The picture for 2026–27 onwards is much tougher, despite a slight uptick in growth in funding from the UK government. In part, this reflects a slight slowdown in the improvement in the net income tax position, which will contribute an average of 0.3 percentage points to funding growth each year, down from 0.7 percentage points in 2025–26. However, more important is the fact that reconciliations for past income tax forecast errors drop out of the system (as forecast errors only arise as forecasts are updated after budgets have already been set).

As a result, the growth in resource funding available for public services in 2026–27, 2027–28 and 2028–29 is projected to average just 0.6% per year in real terms. To smooth out growth since 2024–25, the Scottish Government could place some of the £732 million that is expected to be received in 2025–26 into reserves for drawdown in these later years.

Capital funding is projected to fall by 16% in real terms between 2024–25 and 2028–29. This is a result of the cash freeze in UK government capital funding and a reduction in capital borrowing by the Scottish Government, as it seeks to retain some modest ‘headroom’ against its total debt limits to respond to unexpected cost overruns. The Scottish Government could make additional capital funding available, but only by reducing the amount available for day-to-day (resource) purposes.

There is significant uncertainty around these projections. On the one hand, the spending plans pencilled in by the UK government are very tight and, on reasonable assumptions, could see funding for many unprotected areas cut by over 3% a year in real terms. Given this, and the fact that the run-ups to both the 2015 and 2021 multi-year Spending Reviews saw top-ups to spending plans, it might seem more likely than not that block grant funding from the UK government will be higher than currently assumed. On the other hand, the SFC highlights how risks related to net income tax revenues weigh to the downside.
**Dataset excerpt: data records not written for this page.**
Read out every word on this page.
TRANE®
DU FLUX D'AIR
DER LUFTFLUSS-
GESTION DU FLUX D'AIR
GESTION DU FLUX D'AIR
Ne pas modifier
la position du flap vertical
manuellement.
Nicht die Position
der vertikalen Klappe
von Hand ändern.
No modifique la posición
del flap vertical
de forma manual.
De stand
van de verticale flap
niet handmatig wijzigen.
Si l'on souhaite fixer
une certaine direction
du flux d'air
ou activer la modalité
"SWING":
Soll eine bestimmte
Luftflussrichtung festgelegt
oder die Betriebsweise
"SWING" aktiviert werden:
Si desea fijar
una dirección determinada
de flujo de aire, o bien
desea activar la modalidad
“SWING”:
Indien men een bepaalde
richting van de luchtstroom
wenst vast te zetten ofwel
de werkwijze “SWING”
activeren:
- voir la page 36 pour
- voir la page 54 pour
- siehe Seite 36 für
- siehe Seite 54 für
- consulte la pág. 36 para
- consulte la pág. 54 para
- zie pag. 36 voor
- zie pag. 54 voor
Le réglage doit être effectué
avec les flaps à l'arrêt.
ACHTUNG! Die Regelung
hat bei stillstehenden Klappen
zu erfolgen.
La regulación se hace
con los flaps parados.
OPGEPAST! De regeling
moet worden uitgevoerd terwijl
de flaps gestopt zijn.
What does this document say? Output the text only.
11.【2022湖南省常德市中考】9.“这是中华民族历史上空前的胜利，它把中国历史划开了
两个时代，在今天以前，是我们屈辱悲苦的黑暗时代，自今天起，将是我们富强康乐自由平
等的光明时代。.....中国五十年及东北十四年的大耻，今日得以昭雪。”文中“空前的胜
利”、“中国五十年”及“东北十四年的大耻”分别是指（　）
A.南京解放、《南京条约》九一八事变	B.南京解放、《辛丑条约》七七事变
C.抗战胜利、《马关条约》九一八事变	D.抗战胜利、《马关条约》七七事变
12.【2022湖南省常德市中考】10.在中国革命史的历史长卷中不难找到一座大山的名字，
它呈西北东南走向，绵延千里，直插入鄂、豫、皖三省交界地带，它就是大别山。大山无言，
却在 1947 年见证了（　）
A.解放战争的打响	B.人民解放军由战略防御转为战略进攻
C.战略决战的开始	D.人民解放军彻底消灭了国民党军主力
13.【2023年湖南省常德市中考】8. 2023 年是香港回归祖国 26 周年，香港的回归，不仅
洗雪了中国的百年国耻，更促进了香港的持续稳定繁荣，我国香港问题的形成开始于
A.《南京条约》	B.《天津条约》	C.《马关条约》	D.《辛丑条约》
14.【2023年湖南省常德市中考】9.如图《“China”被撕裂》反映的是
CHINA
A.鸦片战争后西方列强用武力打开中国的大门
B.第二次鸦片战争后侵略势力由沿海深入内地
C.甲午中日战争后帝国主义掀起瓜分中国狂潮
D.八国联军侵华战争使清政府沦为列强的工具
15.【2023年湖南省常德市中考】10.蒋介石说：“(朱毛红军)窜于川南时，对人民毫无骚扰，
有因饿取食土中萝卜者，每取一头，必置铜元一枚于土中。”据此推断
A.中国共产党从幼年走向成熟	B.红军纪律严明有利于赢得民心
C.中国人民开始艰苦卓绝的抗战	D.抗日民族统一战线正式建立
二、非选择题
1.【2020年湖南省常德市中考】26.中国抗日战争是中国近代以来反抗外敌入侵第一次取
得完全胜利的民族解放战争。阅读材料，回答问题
This is because its relatively fast earnings growth forecasts for Scotland are likely to reflect, at least to some extent, a different view about UK-wide earnings growth compared with the OBR’s, rather than any Scotland-specific factor. If so, this will either depress tax revenues (if the OBR is correct) or inflate the BGA (if the SFC is correct), both of which would reduce the contribution of income tax revenues to future budgets.

Under the SFC and Scottish Government’s existing funding projections, if health funding were increased by an average of 2.3% a year in real terms (the rate assumed as needed to maintain existing service standards in the most recent Medium-Term Financial Strategy) and funding for local government held flat in real terms, funding available for other services would be approximately 1% lower in real terms in 2028–29 than in 2024–25.

If health funding were increased by an average of 3.3% a year in real terms (in line with estimates from IFS researchers of the cost of the English NHS’s long-term staffing plan) and funding for local government increased by 1% a year in real terms, Scotland would see funding for ‘unprotected’ services fall by 12% in real terms between 2024–25 and 2028–29.

If additional UK government funding is forthcoming, these trade-offs would be eased. For example, if an additional £1 billion in UK government funding were made available in 2028–29, then 2.3% real-terms increases in health funding per year and a flat real settlement for local government would be consistent with a 7.5% increase in funding for other services by 2028–29; under 3.3% and 1% real-terms increases for health and local government respectively, the cut to ‘unprotected’ services would be reduced to 4%.

On the other hand, if the net income tax revenue position increases by £1 billion less than expected, the challenges would be substantially tougher. For example, 2.3% real-terms increases in health funding per year and flat funding for local government would imply real-terms cuts of 9% to unprotected services by 2028–29; 3.3% real-terms increases in health funding and 1% real-terms increases in funding for local government per year would entail cuts of 21% in real terms by 2028–29.